Respect des libertés publiques en Algérie: Un constat accablant

Liberté, 18 décembre 2018

“Les conditions de travail des journalistes sont rendues compliquées par un arsenal judiciaire qui les pousse à l’autocensure”, a relevé cette institution.

Le Parlement européen n’a pas été indulgent avec le gouvernement sur la situation qui prévaut en Algérie en matière de respect des libertés publiques. Dans son document “Briefing” de 11 pages intitulé “Algérie et Union européenne : défis avant les élections”, le Parlement européen a consacré un chapitre entier sur la situation de la liberté de la presse et d’expression, les manifestations publiques et les restrictions imposées aux associations et aux syndicats. Sous l’intitulé “Les libertés publiques sous surveillance”, ce chapitre aborde d’emblée les libertés de réunion, d’association et la liberté d’expression qui “sont toujours restreintes”, lit-on dans le document.

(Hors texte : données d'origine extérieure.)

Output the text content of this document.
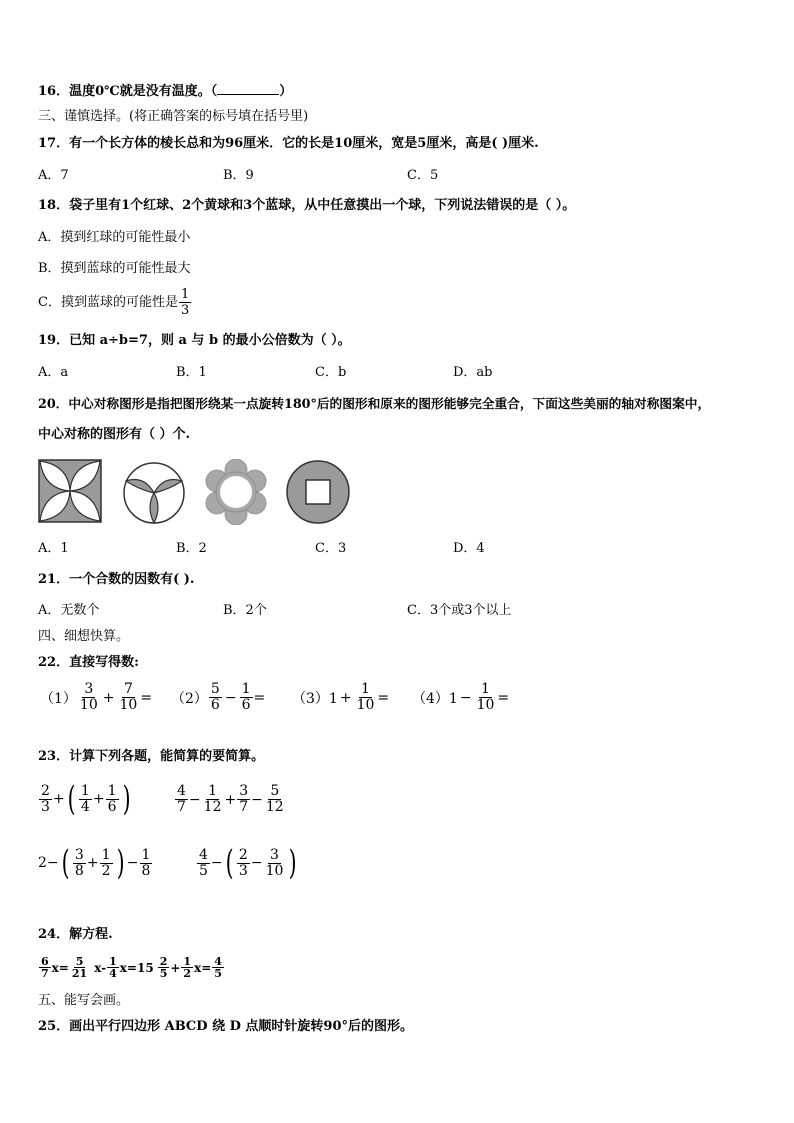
16．温度0℃就是没有温度。（	）
三、谨慎选择。(将正确答案的标号填在括号里)
17．有一个长方体的棱长总和为96厘米．它的长是10厘米，宽是5厘米，高是( )厘米.
A．7	B．9	C．5
18．袋子里有1个红球、2个黄球和3个蓝球，从中任意摸出一个球，下列说法错误的是（ ）。
A．摸到红球的可能性最小
B．摸到蓝球的可能性最大
C．摸到蓝球的可能性是 $\frac{1}{3}$
19．已知 a÷b=7，则 a 与 b 的最小公倍数为（ ）。
A．a	B．1	C．b	D．ab
20．中心对称图形是指把图形绕某一点旋转180°后的图形和原来的图形能够完全重合，下面这些美丽的轴对称图案中，
中心对称的图形有（ ）个.
A．1	B．2	C．3	D．4
21．一个合数的因数有( ).
A．无数个	B．2个	C．3个或3个以上
四、细想快算。
22．直接写得数:
$(1) \frac{3}{10} + \frac{7}{10} = (2) \frac{5}{6} - \frac{1}{6} = (3)1 + \frac{1}{10} = (4)1 - \frac{1}{10}$ =
23．计算下列各题，能简算的要简算。
$\frac{2}{3}$ + ( $\frac{1}{4} + \frac{1}{6}$ )	$\frac{4}{7} - \frac{1}{12} + \frac{3}{7} - \frac{5}{12}$
2 − ( $\frac{3}{8} + \frac{1}{2}$ ) − $\frac{1}{8}$	$\frac{4}{5}$ − ( $\frac{2}{3} - \frac{3}{10}$ )
24．解方程.
$\frac{6}{7} x= \frac{5}{21} x- \frac{1}{4} x=15 \frac{2}{5} + \frac{1}{2} x= \frac{4}{5}$
五、能写会画。
25．画出平行四边形 ABCD 绕 D 点顺时针旋转90°后的图形。
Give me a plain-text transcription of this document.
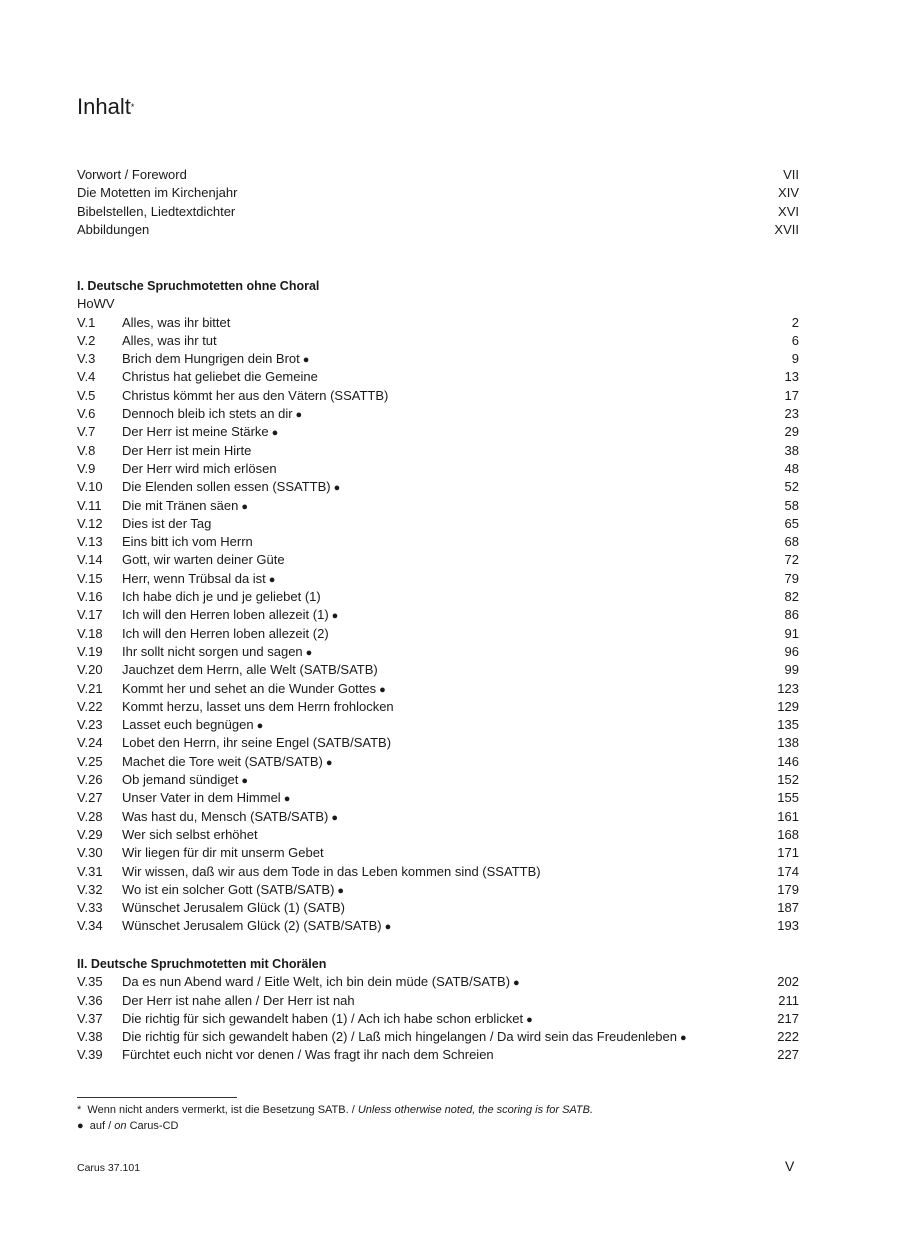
Inhalt*
Vorwort / Foreword	VII
Die Motetten im Kirchenjahr	XIV
Bibelstellen, Liedtextdichter	XVI
Abbildungen	XVII
I. Deutsche Spruchmotetten ohne Choral
HoWV
V.1	Alles, was ihr bittet	2
V.2	Alles, was ihr tut	6
V.3	Brich dem Hungrigen dein Brot ●	9
V.4	Christus hat geliebet die Gemeine	13
V.5	Christus kömmt her aus den Vätern (SSATTB)	17
V.6	Dennoch bleib ich stets an dir ●	23
V.7	Der Herr ist meine Stärke ●	29
V.8	Der Herr ist mein Hirte	38
V.9	Der Herr wird mich erlösen	48
V.10	Die Elenden sollen essen (SSATTB) ●	52
V.11	Die mit Tränen säen ●	58
V.12	Dies ist der Tag	65
V.13	Eins bitt ich vom Herrn	68
V.14	Gott, wir warten deiner Güte	72
V.15	Herr, wenn Trübsal da ist ●	79
V.16	Ich habe dich je und je geliebet (1)	82
V.17	Ich will den Herren loben allezeit (1) ●	86
V.18	Ich will den Herren loben allezeit (2)	91
V.19	Ihr sollt nicht sorgen und sagen ●	96
V.20	Jauchzet dem Herrn, alle Welt (SATB/SATB)	99
V.21	Kommt her und sehet an die Wunder Gottes ●	123
V.22	Kommt herzu, lasset uns dem Herrn frohlocken	129
V.23	Lasset euch begnügen ●	135
V.24	Lobet den Herrn, ihr seine Engel (SATB/SATB)	138
V.25	Machet die Tore weit (SATB/SATB) ●	146
V.26	Ob jemand sündiget ●	152
V.27	Unser Vater in dem Himmel ●	155
V.28	Was hast du, Mensch (SATB/SATB) ●	161
V.29	Wer sich selbst erhöhet	168
V.30	Wir liegen für dir mit unserm Gebet	171
V.31	Wir wissen, daß wir aus dem Tode in das Leben kommen sind (SSATTB)	174
V.32	Wo ist ein solcher Gott (SATB/SATB) ●	179
V.33	Wünschet Jerusalem Glück (1) (SATB)	187
V.34	Wünschet Jerusalem Glück (2) (SATB/SATB) ●	193
II. Deutsche Spruchmotetten mit Chorälen
V.35	Da es nun Abend ward / Eitle Welt, ich bin dein müde (SATB/SATB) ●	202
V.36	Der Herr ist nahe allen / Der Herr ist nah	211
V.37	Die richtig für sich gewandelt haben (1) / Ach ich habe schon erblicket ●	217
V.38	Die richtig für sich gewandelt haben (2) / Laß mich hingelangen / Da wird sein das Freudenleben ●	222
V.39	Fürchtet euch nicht vor denen / Was fragt ihr nach dem Schreien	227
* Wenn nicht anders vermerkt, ist die Besetzung SATB. / Unless otherwise noted, the scoring is for SATB.
● auf / on Carus-CD
Carus 37.101	V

Citant l’exemple de l’interdiction de manifestations publiques dans le Grand-Alger depuis 2001, le Parlement européen a indiqué que “la liberté de réunion est très contrôlée, les manifestations sont interdites à Alger”, non sans affirmer que ces restrictions sont valables “ailleurs dans le pays”, où “les forces de sécurité tendent à disperser les rassemblements”. Dans ce rapport, la même institution a déploré la situation que vit, au quotidien, la presse algérienne, allant de l’interdiction de certains médias jusqu’à l’imposition de l’autocensure. “Les conditions de travail des journalistes sont rendues compliquées par un arsenal judiciaire qui les pousse à l’autocensure. Un certain nombre de médias sont par ailleurs interdits”, a regretté cette institution. En se basant sur les derniers développements survenus dans le pays, avec l’emprisonnement des journalistes et des blogueurs, les restrictions des libertés sur la presse électronique et le chantage par la distribution orientée de la publicité étatique vers les médias proches du pouvoir central, le Parlement européen n’a pas été tendre avec le gouvernement algérien. Abordant le rôle que devait jouer la société civile, le Parlement européen a indiqué que le mouvement associatif et les syndicats ont également été touchés par les restrictions imposées par le gouvernement.
D’ailleurs, il rappellera, dans le même “Briefing”, le rapport annuel de l’Union européenne (UE) sur la situation des droits de l’Homme établi et publié en 2015. En ce sens, le Parlement européen a relevé que “la liberté d’association souffre de restrictions, notamment dans l’enregistrement des associations”. Il relèvera également que cet état de fait touche de plein fouet les libertés syndicales, affirmant que “c’est particulièrement vrai dans le domaine syndical, sur lequel le Parlement européen a attiré l’attention en 2015 par une résolution, en soulignant combien l’exercice de la contestation sociale face aux difficultés économiques de plus en plus grandes que rencontre l’Algérie était rendu difficile par les autorités”.
Ce rapport publié à quelques mois seulement de l’élection présidentielle d’avril 2019 renseigne, on ne peut mieux, l’inquiétude du Parlement européen, qui relève que “l’équation algérienne reste complexe” et que la restriction des libertés s’inscrit en porte-à-faux avec ses engagements avec les autorités algériennes.